Loin de la fiction du Cluedo et de l’assassinat du Docteur Lenoir, c’est “LEBLANC” qui est réellement pris pour cible. Le “blanc” du ski, de la neige, des remontées mécaniques et de toute l’économie montagnarde qui en dépend.

Avec les vacances de fin d’année ratées, chacun a hélas pu constater que sans les remontées mécaniques ouvertes, et alors même que la neige était au rendez-vous, aucune activité annexe n’a été en mesure de remplacer le ski alpin pour attirer les vacanciers à la montagne. Le bilan est très lourd avec 70% d’occupation en moins par rapport aux 2 semaines des vacances de Noël/Nouvel An de 2019-2020 et 80% à 90% de pertes de recettes pour l’écosystème montagnard massivement à l’arrêt.

« Nous réclamons une décision ferme le 20 janvier. Une décision d’ouverture prononcée 10 jours avant le 30 janvier est en effet le seul moyen de relancer une dynamique de réservation pour réussir un mois de février qui certes pèse 40% des recettes d’une année normale, mais qui est déjà amputé de la clientèle étrangère (30% de la fréquentation va manquer) et entachée de la fermeture des restaurants, bars et discothèques » déclare Alex Maulin président de Domaines Skiables de France.

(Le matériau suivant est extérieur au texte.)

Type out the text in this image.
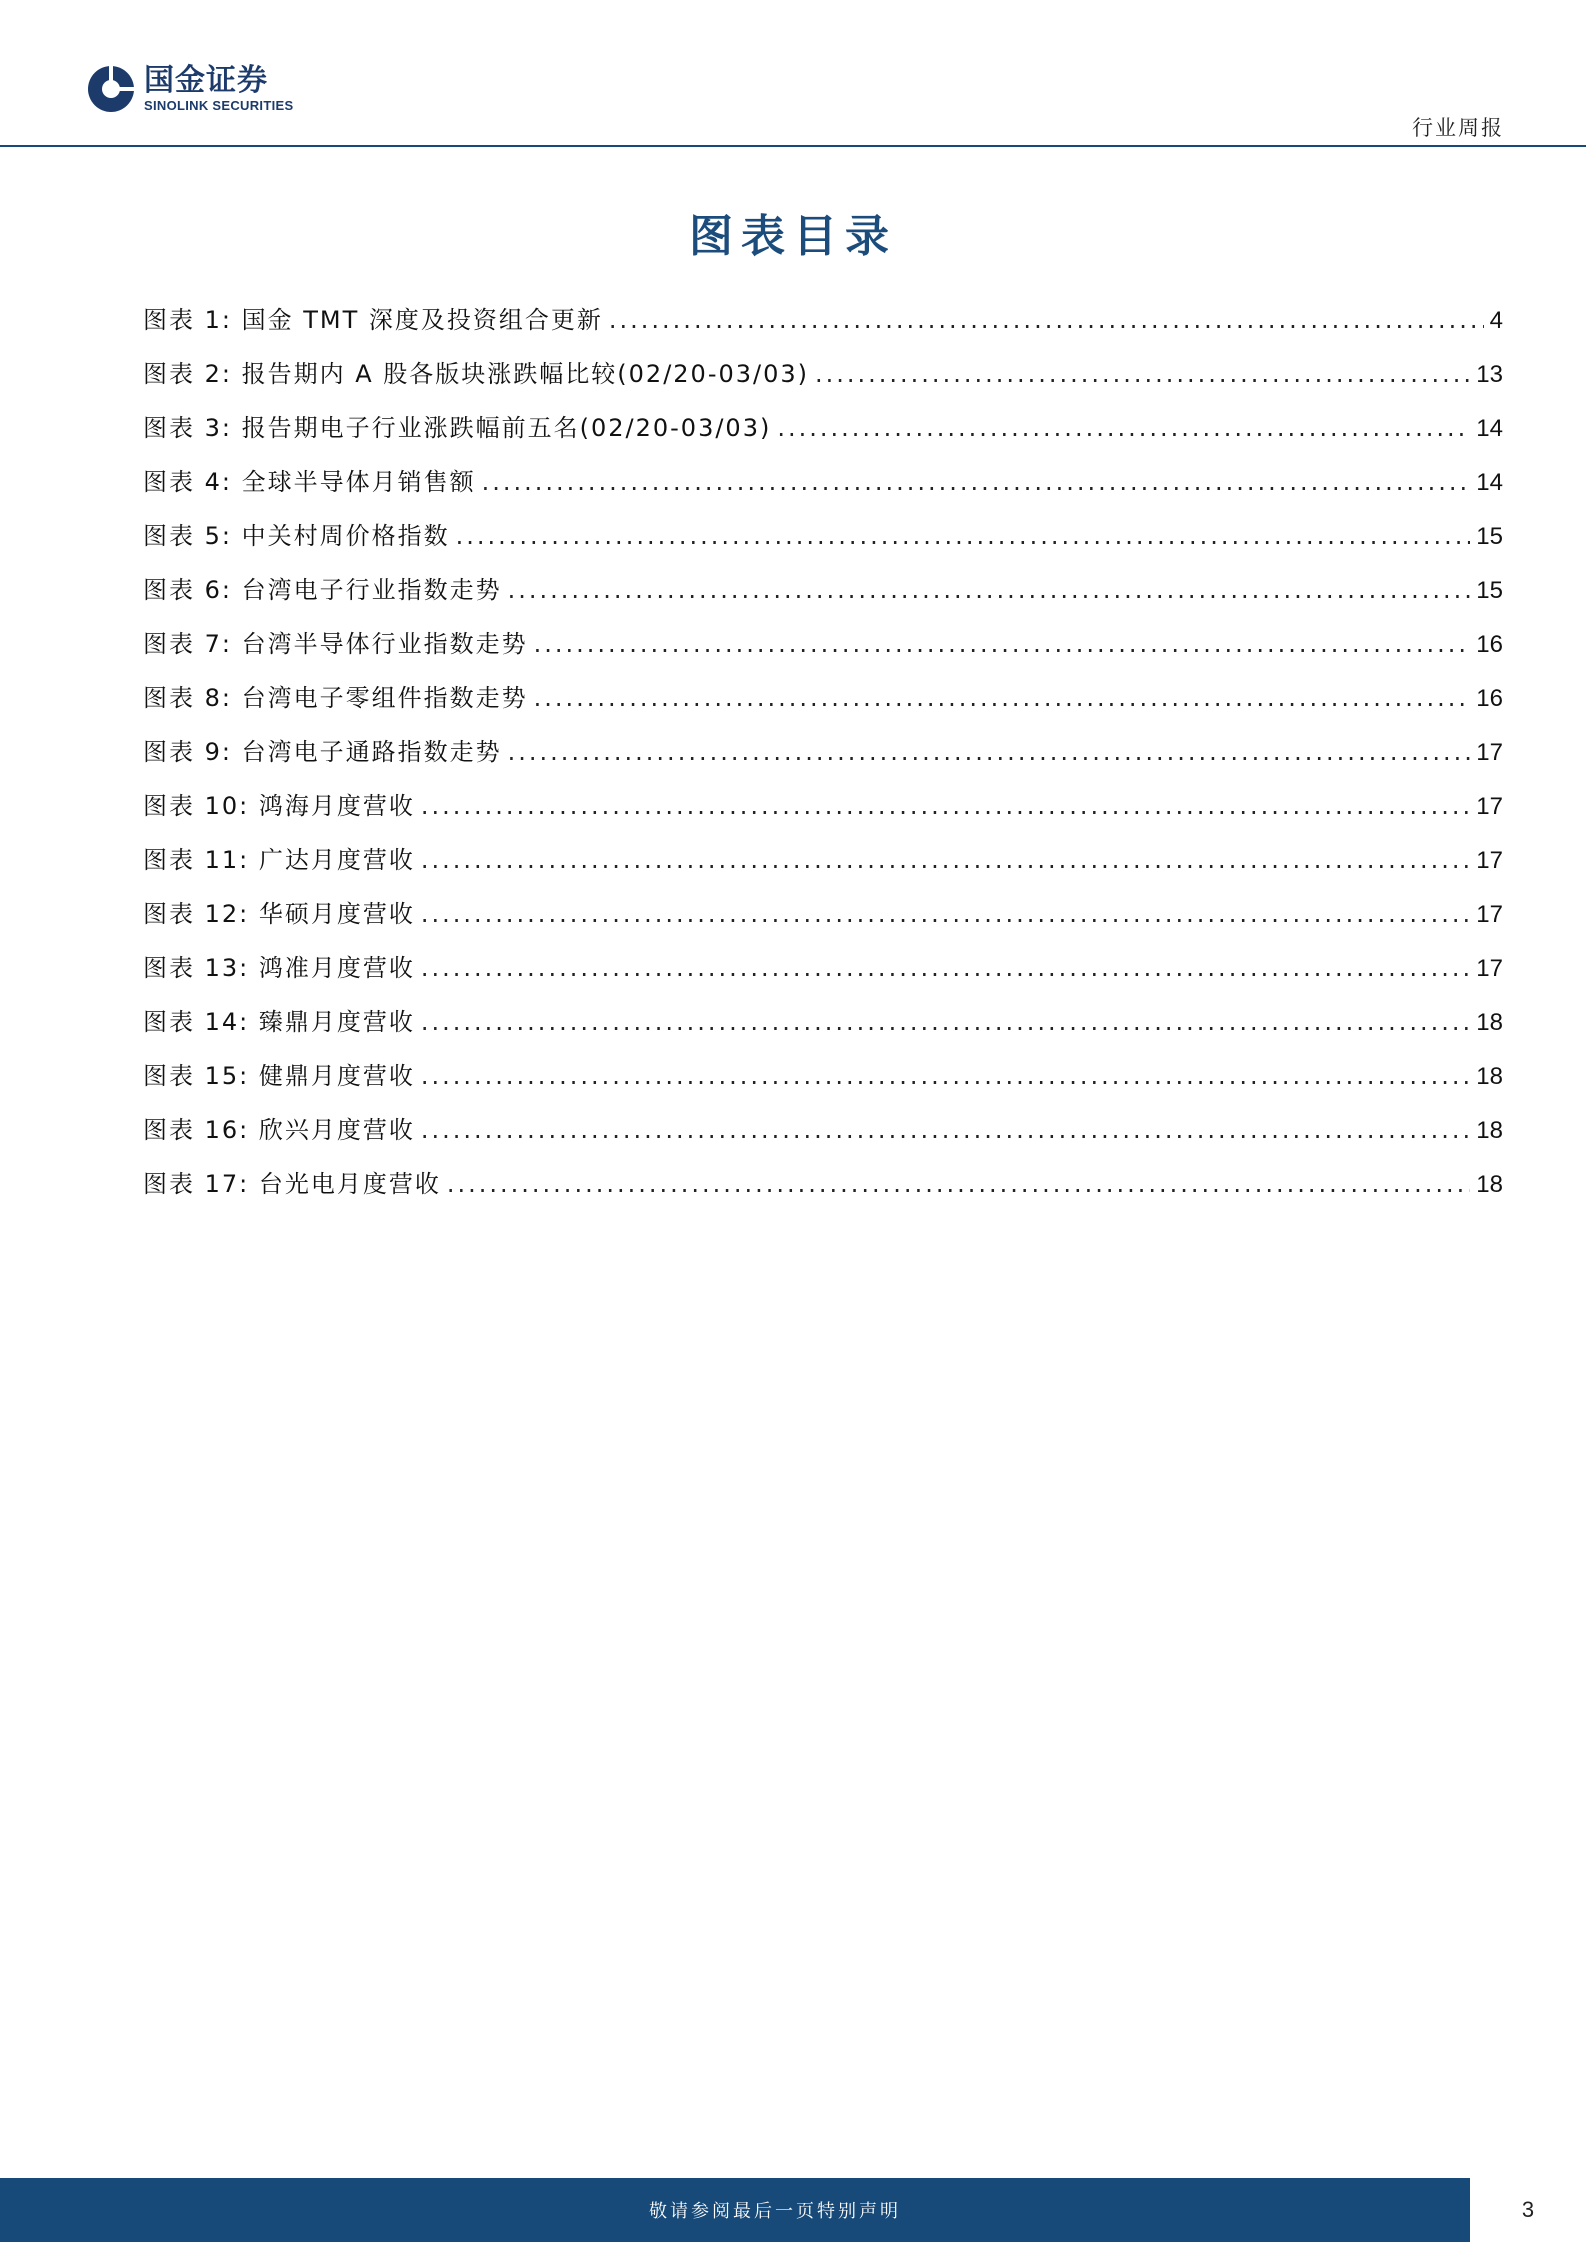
国金证券
SINOLINK SECURITIES
行业周报
图表目录
图表 1: 国金 TMT 深度及投资组合更新 .....	4
图表 2: 报告期内 A 股各版块涨跌幅比较(02/20-03/03) .....	13
图表 3: 报告期电子行业涨跌幅前五名(02/20-03/03) .....	14
图表 4: 全球半导体月销售额 .....	14
图表 5: 中关村周价格指数 .....	15
图表 6: 台湾电子行业指数走势 .....	15
图表 7: 台湾半导体行业指数走势 .....	16
图表 8: 台湾电子零组件指数走势 .....	16
图表 9: 台湾电子通路指数走势 .....	17
图表 10: 鸿海月度营收 .....	17
图表 11: 广达月度营收 .....	17
图表 12: 华硕月度营收 .....	17
图表 13: 鸿准月度营收 .....	17
图表 14: 臻鼎月度营收 .....	18
图表 15: 健鼎月度营收 .....	18
图表 16: 欣兴月度营收 .....	18
图表 17: 台光电月度营收 .....	18
敬请参阅最后一页特别声明	3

Comme au Cluedo, les remontées mécaniques formulent des hypothèses

Début janvier, Domaines Skiables de France a fait des propositions concrètes pour nourrir l’ambition du gouvernement « d’ouvertures progressives à partir du 7 janvier ». Les premières autorisations d’ouverture pourraient par exemple être données dès cette fin de semaine suivant la situation sanitaire de chaque département, et conformément au protocole sanitaire très strict que le gouvernement a validé pour les stations. Là encore le gouvernement, n’a pas daigné étudier la question ni concerter les conditions possibles des premières autorisations.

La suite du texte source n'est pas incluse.